Professor creates plans for UNA photography program

Assistant Professor of Art Robert Rausch works at his computer at his design company GAS Design Center in Tuscumbia. “I realized how much easier it was to take the photographs for certain projects I designed,” Rausch said. “I managed to combine my two loves, and I am happy that I made the decision.”

Photography celebrated its 177th birthday Aug. 19, and it has gone through many developments. Robert Rausch, the new assistant photography professor, plans to bring some of the changes from the recent years to UNA.

“There are so many things that can be done with photography, and I want my students to experience all of them,” Rausch said. “Currently, the program is film-based. I want to update that.”

Rausch said while he teaches photography at UNA, his primary job is design. He has had a design company in Tuscumbia for the past 20 years.

He said after five years of design he decided to find a way to do both.

“I realized how much easier it was to take the photographs for certain projects I designed,” he said. “I managed to combine my two loves, and I am happy that I made the decision.”

Rausch said he decided to teach at UNA because the opportunity presented itself.

“I really didn’t think that I would get the job because I don’t really come from an academic background,” he said. “Even though I’ve been teaching adjunct for a while, the other candidates that they had were probably stronger in structures and had more credentials in academia than I did. So, it was a long shot, but I felt really passionately about photography and the arts, and about our community.”
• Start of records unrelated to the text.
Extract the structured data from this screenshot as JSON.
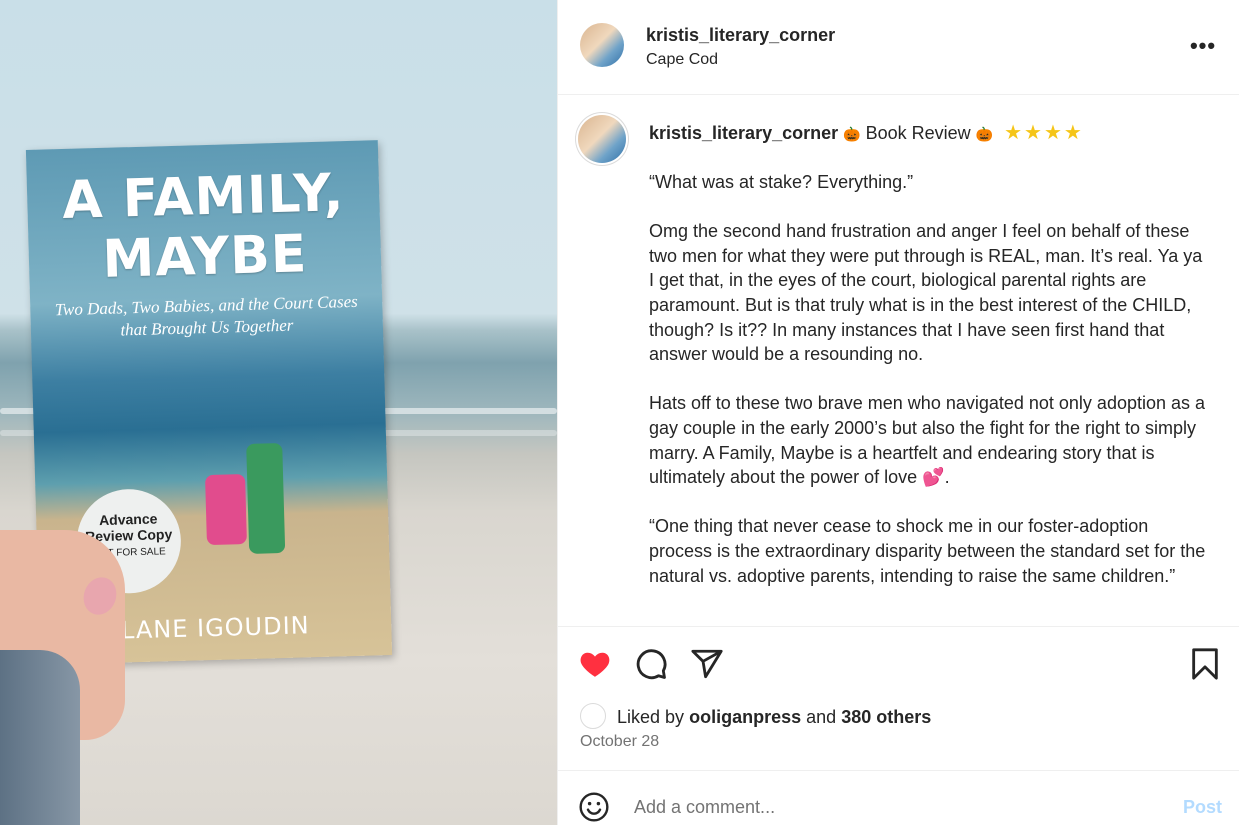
{
  "photo": {
    "book_title_line1": "A FAMILY,",
    "book_title_line2": "MAYBE",
    "book_subtitle": "Two Dads, Two Babies, and the Court Cases that Brought Us Together",
    "badge_line1": "Advance Review Copy",
    "badge_line2": "NOT FOR SALE",
    "author": "LANE IGOUDIN"
  },
  "header": {
    "username": "kristis_literary_corner",
    "location": "Cape Cod",
    "more_label": "•••"
  },
  "caption": {
    "username": "kristis_literary_corner",
    "tag": "Book Review",
    "pumpkin": "🎃",
    "stars": "★★★★",
    "paragraphs": [
      "“What was at stake? Everything.”",
      "Omg the second hand frustration and anger I feel on behalf of these two men for what they were put through is REAL, man. It’s real. Ya ya I get that, in the eyes of the court, biological parental rights are paramount. But is that truly what is in the best interest of the CHILD, though? Is it?? In many instances that I have seen first hand that answer would be a resounding no.",
      "Hats off to these two brave men who navigated not only adoption as a gay couple in the early 2000’s but also the fight for the right to simply marry. A Family, Maybe is a heartfelt and endearing story that is ultimately about the power of love",
      "“One thing that never cease to shock me in our foster-adoption process is the extraordinary disparity between the standard set for the natural vs. adoptive parents, intending to raise the same children.”"
    ],
    "love_emoji": "💕",
    "period": "."
  },
  "likes": {
    "prefix": "Liked by",
    "user": "ooliganpress",
    "and": "and",
    "others": "380 others"
  },
  "date": "October 28",
  "comment": {
    "placeholder": "Add a comment...",
    "post_label": "Post"
  },
  "colors": {
    "like_red": "#ff3040",
    "post_blue": "#b3dbff",
    "star_yellow": "#f5c518"
  }
}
Rausch said he has been teaching as an adjunct professor at UNA since 2001.

“My heart has always been in Alabama, but I moved to Alabama when I was 8 and moved away when I was 13.,” he said. “So from 8 till 13 i lived here and have always called Alabama home.”

He said he was glad to have the chance to teach in Alabama.
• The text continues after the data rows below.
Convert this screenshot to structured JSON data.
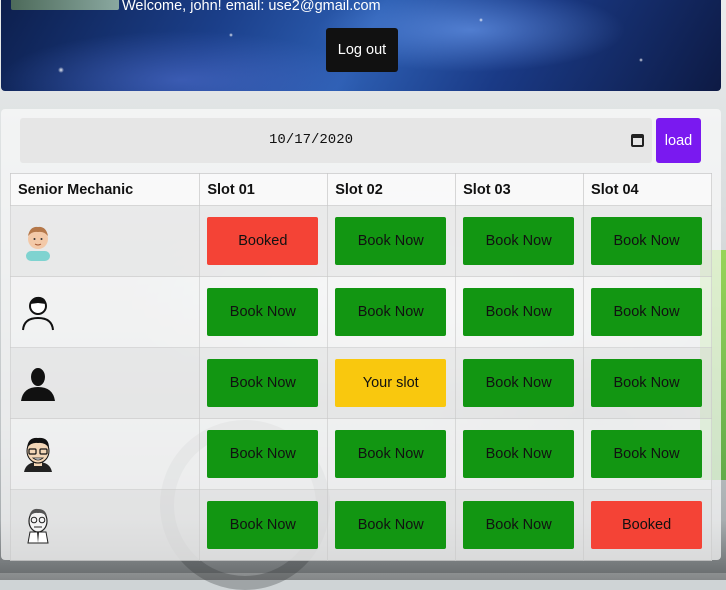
{
  "header": {
    "welcome_text": "Welcome, john! email: use2@gmail.com",
    "logout_label": "Log out"
  },
  "date_picker": {
    "value": "10/17/2020",
    "load_label": "load"
  },
  "table": {
    "headers": [
      "Senior Mechanic",
      "Slot 01",
      "Slot 02",
      "Slot 03",
      "Slot 04"
    ],
    "rows": [
      {
        "avatar": "man-face-icon",
        "slots": [
          "Booked",
          "Book Now",
          "Book Now",
          "Book Now"
        ]
      },
      {
        "avatar": "person-outline-icon",
        "slots": [
          "Book Now",
          "Book Now",
          "Book Now",
          "Book Now"
        ]
      },
      {
        "avatar": "person-silhouette-icon",
        "slots": [
          "Book Now",
          "Your slot",
          "Book Now",
          "Book Now"
        ]
      },
      {
        "avatar": "glasses-man-icon",
        "slots": [
          "Book Now",
          "Book Now",
          "Book Now",
          "Book Now"
        ]
      },
      {
        "avatar": "sketch-man-icon",
        "slots": [
          "Book Now",
          "Book Now",
          "Book Now",
          "Booked"
        ]
      }
    ]
  },
  "colors": {
    "available": "#129612",
    "booked": "#f44336",
    "your_slot": "#f9c80e",
    "load_button": "#7a19f0"
  }
}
Sophomore Anfernee Mainer has taken photography classes before. He said his first class was with Rausch.

“I honestly don’t know too much about (the program), but I can say that (it) is in good hands because the instructors are really passionate about photography and know their stuff for sure,” he said in an email.
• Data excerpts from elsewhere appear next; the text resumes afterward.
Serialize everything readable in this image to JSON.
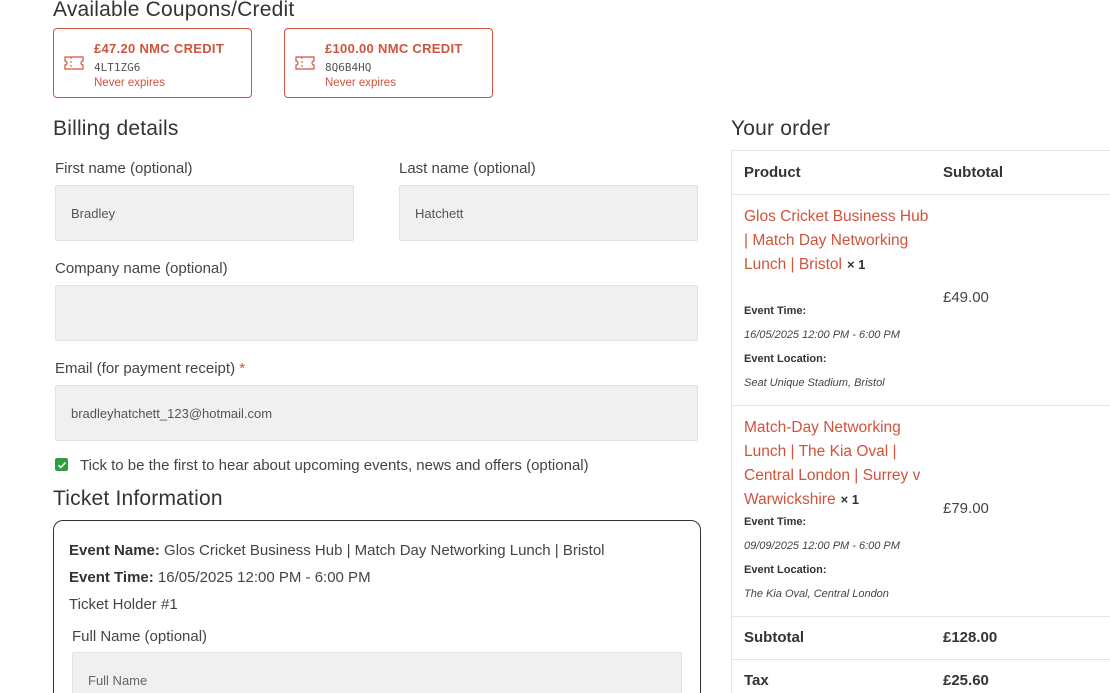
{
  "coupons": {
    "heading": "Available Coupons/Credit",
    "items": [
      {
        "amount": "£47.20 NMC CREDIT",
        "code": "4LT1ZG6",
        "expiry": "Never expires"
      },
      {
        "amount": "£100.00 NMC CREDIT",
        "code": "8Q6B4HQ",
        "expiry": "Never expires"
      }
    ]
  },
  "billing": {
    "heading": "Billing details",
    "first_name": {
      "label": "First name (optional)",
      "value": "Bradley"
    },
    "last_name": {
      "label": "Last name (optional)",
      "value": "Hatchett"
    },
    "company": {
      "label": "Company name (optional)",
      "value": ""
    },
    "email": {
      "label": "Email (for payment receipt)",
      "required_mark": "*",
      "value": "bradleyhatchett_123@hotmail.com"
    },
    "newsletter": {
      "label": "Tick to be the first to hear about upcoming events, news and offers (optional)",
      "checked": true
    }
  },
  "ticket": {
    "heading": "Ticket Information",
    "event_name_label": "Event Name:",
    "event_name": "Glos Cricket Business Hub | Match Day Networking Lunch | Bristol",
    "event_time_label": "Event Time:",
    "event_time": "16/05/2025 12:00 PM - 6:00 PM",
    "holder": "Ticket Holder #1",
    "full_name_label": "Full Name (optional)",
    "full_name_placeholder": "Full Name"
  },
  "order": {
    "heading": "Your order",
    "col_product": "Product",
    "col_subtotal": "Subtotal",
    "items": [
      {
        "title": "Glos Cricket Business Hub | Match Day Networking Lunch | Bristol",
        "qty": "× 1",
        "time_label": "Event Time:",
        "time": "16/05/2025 12:00 PM - 6:00 PM",
        "location_label": "Event Location:",
        "location": "Seat Unique Stadium, Bristol",
        "price": "£49.00"
      },
      {
        "title": "Match-Day Networking Lunch | The Kia Oval | Central London | Surrey v Warwickshire",
        "qty": "× 1",
        "time_label": "Event Time:",
        "time": "09/09/2025 12:00 PM - 6:00 PM",
        "location_label": "Event Location:",
        "location": "The Kia Oval, Central London",
        "price": "£79.00"
      }
    ],
    "subtotal_label": "Subtotal",
    "subtotal": "£128.00",
    "tax_label": "Tax",
    "tax": "£25.60"
  },
  "colors": {
    "accent": "#d0533b",
    "checkbox": "#2f9e3c",
    "input_bg": "#f0f0f0"
  }
}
Rausch said he has many ideas for the program, but he does not know what he can and cannot do since he began work Aug. 22.

“I do know that I want to change classes and add some fun classes,” he said. “I would love to teach a cellphone class. It would be a photography class focused on a smartphone’s camera.

“I would also like to branch out into the community and pull from the talent we have into the photography department.”

Rausch said he hopes to take a select number of students on a trip to the birthplace of photography, Paris.

“I want them to experience photography there because photography in Paris is different than in America,” he said.

Paris is where it began, so new styles and techniques tend to crop up, he said.

Mainer said these plans sound interesting.

“I think it’s a good idea because there will more to learn so students can sharpen their skill in photography,” he said.

Junior Graci Berryman is not a photography major, but said she wishes she could take one of Rausch’s classes.

“I’m not that great at working with a camera, but I’m interested in learning how to take good photos with my (phone) camera,” she said.

Rausch said these plans will help him achieve his goal of helping students choose their academic direction.

“So if any of my students love photography, I would welcome that, and if they hate photography, I think that’s great,” he said. “They’ll be finding out what they have an affinity for and what they don’t.”

Rausch said all of his life experiences have led him here, and he is thankful for it.

“I live in this community, I’ve been a part of (it), and I think that it is a wonderful opportunity for the department to really integrate with the arts (locally),” he said. “I’m grateful that I have the chance to make that happen.”